President of Sicily
- In office 20 September 1969 – 22 December 1972
- Preceded by: Vincenzo Carollo
- Succeeded by: Vincenzo Giummara

President of the Sicilian Regional Assembly
- In office 10 April 1974 – 20 June 1976
- Preceded by: Angelo Bonfiglio
- Succeeded by: Pancrazio De Pasquale

Personal details
- Born: 26 July 1920 San Severo, Province of Foggia, Apulia, Italy
- Died: 17 January 2017 (aged 96) Palermo, Sicily
- Party: DC

= Mario Fasino =

Italian politician (1920–2017)

Mario Fasino (26 July 1920 – 17 January 2017) was an Italian politician, journalist, and one of the co-founders of Christian Democratic Party (DC) in Sicily. He served as the President of the region of Sicily from 20 September 1969 until 22 December 1972. Fasino was elected President of the Sicilian Regional Assembly from 1974 to 1976. In addition to his political career, Fasino, a journalist, was the director of "Voce cattolica", the official publication of the Roman Catholic Archdiocese of Palermo.

==Biography==
Fasino was born in 1920 in San Severo, Province of Foggia, Apulia. He was first elected to the Sicilian Regional Assembly in 1951, representing a constituency in Palermo. Fasino would win re-election to the Sicilian Regional Assembly for an additional seven terms during his career.

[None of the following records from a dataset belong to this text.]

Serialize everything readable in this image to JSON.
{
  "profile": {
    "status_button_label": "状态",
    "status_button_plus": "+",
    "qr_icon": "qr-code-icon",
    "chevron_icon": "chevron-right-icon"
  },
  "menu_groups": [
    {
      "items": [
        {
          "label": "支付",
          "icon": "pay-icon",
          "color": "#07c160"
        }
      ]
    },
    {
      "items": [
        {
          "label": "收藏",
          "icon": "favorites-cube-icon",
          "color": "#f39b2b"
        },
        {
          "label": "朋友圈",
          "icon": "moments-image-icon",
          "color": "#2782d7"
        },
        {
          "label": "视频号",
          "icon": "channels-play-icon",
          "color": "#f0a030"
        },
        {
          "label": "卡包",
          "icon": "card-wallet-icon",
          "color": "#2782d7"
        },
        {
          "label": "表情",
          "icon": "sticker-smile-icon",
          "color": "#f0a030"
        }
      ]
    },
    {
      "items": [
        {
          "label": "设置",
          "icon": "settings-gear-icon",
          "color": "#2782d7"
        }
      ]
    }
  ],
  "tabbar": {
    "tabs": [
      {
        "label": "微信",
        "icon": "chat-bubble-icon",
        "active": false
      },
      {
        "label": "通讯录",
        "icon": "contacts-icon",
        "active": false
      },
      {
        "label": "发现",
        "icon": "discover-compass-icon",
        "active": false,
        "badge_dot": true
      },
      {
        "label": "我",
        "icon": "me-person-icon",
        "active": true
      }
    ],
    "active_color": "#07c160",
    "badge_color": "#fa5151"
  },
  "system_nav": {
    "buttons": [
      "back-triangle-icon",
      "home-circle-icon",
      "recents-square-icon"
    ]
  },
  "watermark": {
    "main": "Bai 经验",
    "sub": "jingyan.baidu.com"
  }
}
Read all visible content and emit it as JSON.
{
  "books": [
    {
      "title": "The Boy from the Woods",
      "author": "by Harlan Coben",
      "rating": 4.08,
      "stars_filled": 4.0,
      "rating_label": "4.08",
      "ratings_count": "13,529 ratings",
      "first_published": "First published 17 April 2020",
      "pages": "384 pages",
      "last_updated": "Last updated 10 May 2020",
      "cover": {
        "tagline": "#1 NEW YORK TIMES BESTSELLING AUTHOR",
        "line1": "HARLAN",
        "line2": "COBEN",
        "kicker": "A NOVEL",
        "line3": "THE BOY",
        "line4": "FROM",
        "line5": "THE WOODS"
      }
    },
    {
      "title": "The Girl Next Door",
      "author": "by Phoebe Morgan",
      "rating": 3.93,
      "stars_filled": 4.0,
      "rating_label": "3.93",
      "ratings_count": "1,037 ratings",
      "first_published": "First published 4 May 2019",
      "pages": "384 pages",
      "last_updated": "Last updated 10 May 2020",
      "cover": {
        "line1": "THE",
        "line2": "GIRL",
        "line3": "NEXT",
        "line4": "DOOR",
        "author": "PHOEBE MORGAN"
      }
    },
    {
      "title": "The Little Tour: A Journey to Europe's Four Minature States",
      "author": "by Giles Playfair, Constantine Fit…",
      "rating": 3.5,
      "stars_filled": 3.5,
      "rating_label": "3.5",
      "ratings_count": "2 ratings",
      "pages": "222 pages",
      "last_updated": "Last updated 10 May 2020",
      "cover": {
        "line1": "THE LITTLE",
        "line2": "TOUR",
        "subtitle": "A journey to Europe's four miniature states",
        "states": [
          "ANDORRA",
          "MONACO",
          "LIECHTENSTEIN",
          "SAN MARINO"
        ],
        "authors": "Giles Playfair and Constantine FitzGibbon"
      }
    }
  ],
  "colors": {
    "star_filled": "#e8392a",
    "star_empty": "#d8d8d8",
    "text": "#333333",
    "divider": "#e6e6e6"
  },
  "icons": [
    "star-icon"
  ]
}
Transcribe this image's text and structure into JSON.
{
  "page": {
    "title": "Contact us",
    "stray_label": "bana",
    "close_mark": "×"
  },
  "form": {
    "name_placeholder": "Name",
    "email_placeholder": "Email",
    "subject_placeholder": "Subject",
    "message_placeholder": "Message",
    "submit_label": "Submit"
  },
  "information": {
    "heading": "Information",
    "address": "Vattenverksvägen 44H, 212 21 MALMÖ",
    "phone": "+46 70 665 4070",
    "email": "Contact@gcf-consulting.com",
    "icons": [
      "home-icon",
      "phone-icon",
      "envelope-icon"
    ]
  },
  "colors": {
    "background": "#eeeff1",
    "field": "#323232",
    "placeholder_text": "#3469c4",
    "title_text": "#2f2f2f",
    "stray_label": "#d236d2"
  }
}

In 1969, Fasino was elected President of Sicily, the head of the regional government. He led five separate Sicilian governments from 1969 until he left the office of the presidency on 22 December 1972.

Two years later, Fasino was elected President of the Sicilian Regional Assembly, succeeding the outgoing speaker, Angelo Bonfiglio, who had been elected to the national Chamber of Deputies. Fasino headed the Sicilian Regional Assembly as President from 1974 until 1976.

In 1981, Fasino lost re-election to the Sicilian Regional Assembly. However, he returned to the Assembly in 1983 when he was appointed to fill the vacant seat of Mario D'Acquisto, who had been elected to the Chamber of Deputies. Fasino declined to seek re-election to Assembly in 1986, but remained a high-ranking official within the Sicilian regional DC Party. He was also appointed to the Christian Democratic Party (DC) national council.

Fasino later became the President of the Centro di studi filologici e linguistici siciliani (CSFLS) (Center of Philology Studies and Sicilian Language). During the 1990s, Fasino was also appointed to the Sicilian Council of Regional Culture.

Mario Fasino died in Palermo, Sicily, on 17 January 2017, at the age of 96. His funeral was held at the Santa Maria di Monserrato Church in Palermo.